Behzad portrays the Battle of Iskandar and Darius as a scene of pursuit of the enemy. The illustration shows a standard bearer with a royal banner proudly fluttering in the wind, musicians,warriors attack individual enemy soldiers, who, desperately resisting. In the center, a rider in a green kaba, wearing a helmet with a high plume, stands out from the other figures.
It should be especially noted how Behzad realistically expresses the full dynamics of the movement of the riders, depicting them from different angles. As in the previous miniatures, Behzad uses some traditional characters: for example, a horseman at the top, at full gallop piercing the enemy with a lance, or another escaping warrior cutting with a swing with a sword in the center (cf. the Shah-nama by Juki), but he never copies them and interprets them in his own way, adding realistic details. E.g., the rider, in whose back a spear is stabbed, has lost his helmet, and his horse stumbles: it is clear that he has lost this battle.
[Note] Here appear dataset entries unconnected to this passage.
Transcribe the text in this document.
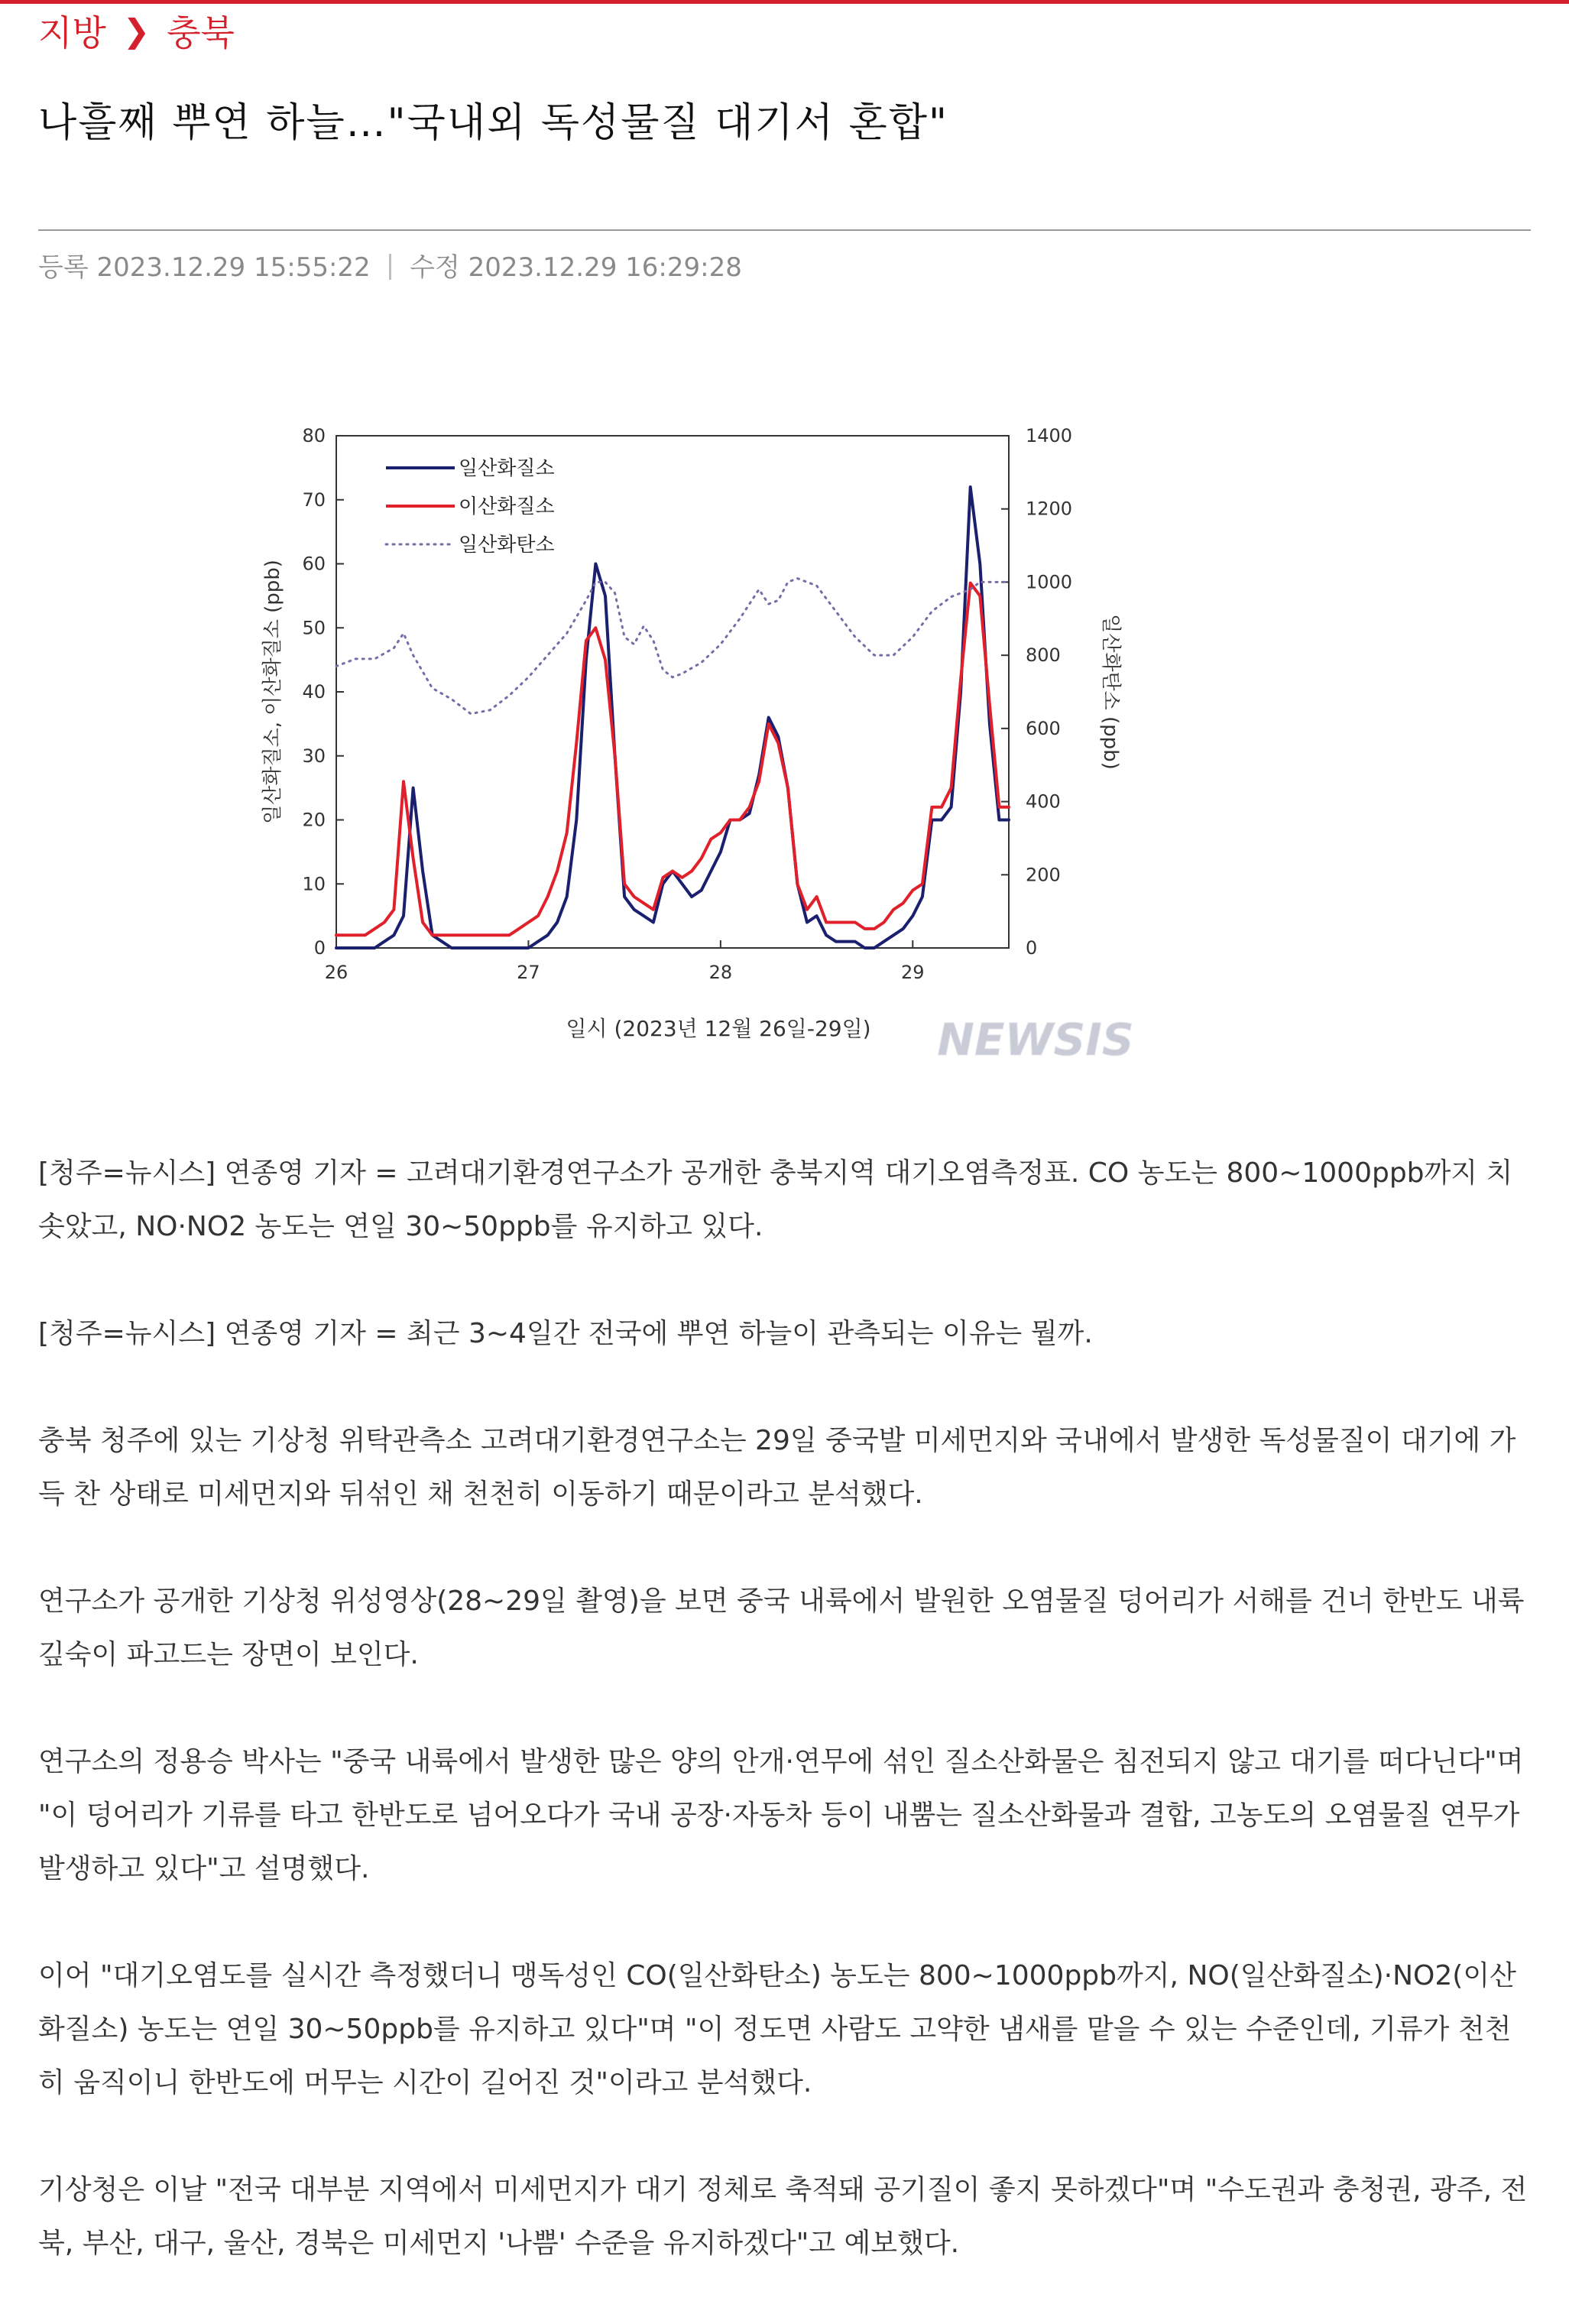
지방 ❯ 충북
나흘째 뿌연 하늘…"국내외 독성물질 대기서 혼합"
등록 2023.12.29 15:55:22 | 수정 2023.12.29 16:29:28
0
10
20
30
40
50
60
70
80
0
200
400
600
800
1000
1200
1400
26	27	28	29
일산화질소, 이산화질소 (ppb)	일산화탄소 (ppb)
일시 (2023년 12월 26일-29일)
일산화질소
이산화질소
일산화탄소
NEWSIS

[청주=뉴시스] 연종영 기자 = 고려대기환경연구소가 공개한 충북지역 대기오염측정표. CO 농도는 800~1000ppb까지 치솟았고, NO·NO2 농도는 연일 30~50ppb를 유지하고 있다.

[청주=뉴시스] 연종영 기자 = 최근 3~4일간 전국에 뿌연 하늘이 관측되는 이유는 뭘까.

충북 청주에 있는 기상청 위탁관측소 고려대기환경연구소는 29일 중국발 미세먼지와 국내에서 발생한 독성물질이 대기에 가득 찬 상태로 미세먼지와 뒤섞인 채 천천히 이동하기 때문이라고 분석했다.

연구소가 공개한 기상청 위성영상(28~29일 촬영)을 보면 중국 내륙에서 발원한 오염물질 덩어리가 서해를 건너 한반도 내륙 깊숙이 파고드는 장면이 보인다.

연구소의 정용승 박사는 "중국 내륙에서 발생한 많은 양의 안개·연무에 섞인 질소산화물은 침전되지 않고 대기를 떠다닌다"며 "이 덩어리가 기류를 타고 한반도로 넘어오다가 국내 공장·자동차 등이 내뿜는 질소산화물과 결합, 고농도의 오염물질 연무가 발생하고 있다"고 설명했다.

이어 "대기오염도를 실시간 측정했더니 맹독성인 CO(일산화탄소) 농도는 800~1000ppb까지, NO(일산화질소)·NO2(이산화질소) 농도는 연일 30~50ppb를 유지하고 있다"며 "이 정도면 사람도 고약한 냄새를 맡을 수 있는 수준인데, 기류가 천천히 움직이니 한반도에 머무는 시간이 길어진 것"이라고 분석했다.

기상청은 이날 "전국 대부분 지역에서 미세먼지가 대기 정체로 축적돼 공기질이 좋지 못하겠다"며 "수도권과 충청권, 광주, 전북, 부산, 대구, 울산, 경북은 미세먼지 '나쁨' 수준을 유지하겠다"고 예보했다.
Behzad often repeats his own finds (the standard bearer and the drummer) or adds subtly noted details. E.g., in the left corner there is an image of a horseman attacked by foot soldiers – one, a white-bearded dark-faced old man pulls him by the legs from the horse, while the second, swinging a sword, grabs the horse by the bridle. Contemporaries not in vain recognized Behzad as a wonderful battle painter. In his works on the battle theme, he, as in other genres, improved the achievements of his predecessors in the field of composition and iconography, the interpretation of individual characters or scenes, he himself created original compositions that would later be used by his apprentices and followers.